T-Mobile has become the star of the show in the mobile industry

Anna Scantlin
Contributing Editor from  Kansas City, MO
| January 17, 2014

T-Mobile has made some serious strides over the past year in order to make themselves more appealing to people. The new, bold moves that the carrier has been making have been beneficial to many as they've gotten rid of contracts, gained a decent line-up of phones and even made it so you didn't have to wait 20 to 24 months in order to upgrade your phone (because let's face it, as quickly as technology advances that's far too long for most people to wait). These moves T-Mobile has made have been beneficial to say the least, even if you don't use the Magenta carrier, but another plus to all of this is how T-Mobile has presented their case: with oomph.

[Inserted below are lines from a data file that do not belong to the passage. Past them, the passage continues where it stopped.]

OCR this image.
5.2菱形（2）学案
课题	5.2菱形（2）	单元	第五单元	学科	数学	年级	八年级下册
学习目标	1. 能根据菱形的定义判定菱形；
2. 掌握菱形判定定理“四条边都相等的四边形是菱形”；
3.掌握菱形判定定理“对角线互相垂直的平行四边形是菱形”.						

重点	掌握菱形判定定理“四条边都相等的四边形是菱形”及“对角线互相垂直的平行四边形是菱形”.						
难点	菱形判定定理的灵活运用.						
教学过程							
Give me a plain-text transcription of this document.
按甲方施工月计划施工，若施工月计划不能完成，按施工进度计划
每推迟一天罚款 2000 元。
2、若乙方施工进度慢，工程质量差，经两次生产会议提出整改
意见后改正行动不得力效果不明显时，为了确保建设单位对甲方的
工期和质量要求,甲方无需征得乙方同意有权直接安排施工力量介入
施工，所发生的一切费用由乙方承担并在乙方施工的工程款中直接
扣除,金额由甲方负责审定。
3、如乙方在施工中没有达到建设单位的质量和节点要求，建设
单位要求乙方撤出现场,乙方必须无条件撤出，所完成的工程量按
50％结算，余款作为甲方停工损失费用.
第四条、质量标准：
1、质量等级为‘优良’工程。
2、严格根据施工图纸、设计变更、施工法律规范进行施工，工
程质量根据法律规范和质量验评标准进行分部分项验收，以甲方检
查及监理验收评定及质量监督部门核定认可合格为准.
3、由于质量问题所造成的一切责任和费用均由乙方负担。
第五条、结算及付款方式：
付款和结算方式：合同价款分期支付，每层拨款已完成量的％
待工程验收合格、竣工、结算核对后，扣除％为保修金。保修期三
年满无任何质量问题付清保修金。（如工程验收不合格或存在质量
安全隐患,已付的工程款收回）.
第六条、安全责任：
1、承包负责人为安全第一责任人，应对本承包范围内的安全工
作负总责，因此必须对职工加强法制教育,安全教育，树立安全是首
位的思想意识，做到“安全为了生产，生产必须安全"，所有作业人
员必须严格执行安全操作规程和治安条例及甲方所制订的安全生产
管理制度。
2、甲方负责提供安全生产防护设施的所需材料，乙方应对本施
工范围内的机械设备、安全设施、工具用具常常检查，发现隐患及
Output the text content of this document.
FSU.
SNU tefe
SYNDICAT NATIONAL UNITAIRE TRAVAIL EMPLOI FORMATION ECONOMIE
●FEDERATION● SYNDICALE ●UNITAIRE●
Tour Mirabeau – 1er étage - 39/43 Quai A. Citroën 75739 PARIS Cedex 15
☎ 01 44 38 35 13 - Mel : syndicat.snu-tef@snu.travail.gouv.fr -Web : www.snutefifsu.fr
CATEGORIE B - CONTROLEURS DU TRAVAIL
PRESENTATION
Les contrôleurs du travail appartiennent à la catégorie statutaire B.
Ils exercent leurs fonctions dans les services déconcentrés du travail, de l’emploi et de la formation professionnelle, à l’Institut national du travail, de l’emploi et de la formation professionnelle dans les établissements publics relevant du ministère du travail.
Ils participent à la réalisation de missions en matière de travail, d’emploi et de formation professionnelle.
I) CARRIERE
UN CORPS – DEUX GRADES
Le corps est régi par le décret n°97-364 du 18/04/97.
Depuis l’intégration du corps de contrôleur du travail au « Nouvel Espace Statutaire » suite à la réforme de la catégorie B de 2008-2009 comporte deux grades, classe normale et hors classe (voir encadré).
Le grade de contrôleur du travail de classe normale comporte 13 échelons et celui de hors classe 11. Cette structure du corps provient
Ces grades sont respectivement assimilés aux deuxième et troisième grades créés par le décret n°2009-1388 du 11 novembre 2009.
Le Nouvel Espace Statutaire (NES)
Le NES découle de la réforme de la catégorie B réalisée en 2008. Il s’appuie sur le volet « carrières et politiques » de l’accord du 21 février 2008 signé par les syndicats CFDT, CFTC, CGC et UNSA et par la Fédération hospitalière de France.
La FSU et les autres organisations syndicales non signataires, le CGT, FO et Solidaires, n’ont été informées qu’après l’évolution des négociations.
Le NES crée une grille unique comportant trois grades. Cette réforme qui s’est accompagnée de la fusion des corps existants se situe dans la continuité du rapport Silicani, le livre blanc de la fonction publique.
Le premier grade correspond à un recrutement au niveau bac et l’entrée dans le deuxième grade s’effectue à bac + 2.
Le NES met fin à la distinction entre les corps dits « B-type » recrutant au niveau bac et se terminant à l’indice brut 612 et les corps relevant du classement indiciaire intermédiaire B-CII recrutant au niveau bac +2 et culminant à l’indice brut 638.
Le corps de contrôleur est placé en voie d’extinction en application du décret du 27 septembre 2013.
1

What I mean by that is that T-Mobile has done a decent job of stirring things up in an entertaining way. In this industry we are used to seeing big heated arguments regarding whether Apple is better than Samsung, or iOS is better than Android, or whether Windows Phone or BlackBerry actually serve a purpose among the two more popular platforms. Everything gets so serious in this industry, and it's not very often that you actually come across people proving points lightheartedly anymore. T-Mobile, however, has managed to do just that.

I don't even use T-Mobile and I find myself chuckling at some of their shenanigans. I see it as a sort of comedic relief - you know, like they have in movies. Generally speaking, the mobile industry has a mysterious way of weighing in on people's emotions to the utmost degree, in many ways like when one watches Forrest Gump or the Super Bowl. But even in a dramatic film like Forrest Gump or an event as popular as the Super Bowl you have comic relief, or in the case of the Super Bowl you have the halftime show to somewhat ease the tension. In the mobile industry we have T-Mobile.

Some might not find their antics funny. Take for instance AT&T, Verizon and even the company trying to acquire the UnCarrier carrier, Sprint. But in my opinion, it's turning what could have been a series of serious drama into something a little more watch-worthy. Of course it's a marketing ploy, but it's a marketing ploy I can get behind, mostly because in a lot of ways I find what they're doing to be fairly righteous in an industry that seizes every opportunity to get as much money from us as possible. I'm not going to tell them not to give people 200MB of free data on tablets every month, to not cancel contracts, or to not pay people's early termination fees if they want to. It's not their fault that it makes the other carriers look bad for not being able to offer the same thing. 

I also find it quite admirable that T-Mobile has gone from zero to hero in just a year. I mean really, the company looked like it was about to be consumed (well, merged) with AT&T just a couple of years ago. While there is still potential for T-Mobile to merge with Sprint in the near future, but instead of being a poor helpless carrier that's on it's last leg you have a carrier that can actually hold its own and that people should, in general, want to keep around. It's no secret that T-Mobile has been nudging the other carriers along with their new way of thinking. I know I like the direction this is going.

In short, T-Mobile might not still be the mega carrier that it strives to be just yet, but they're on their way and they're making it an interesting ride to say the least. I look forward to what they have to bring to the table in 2014.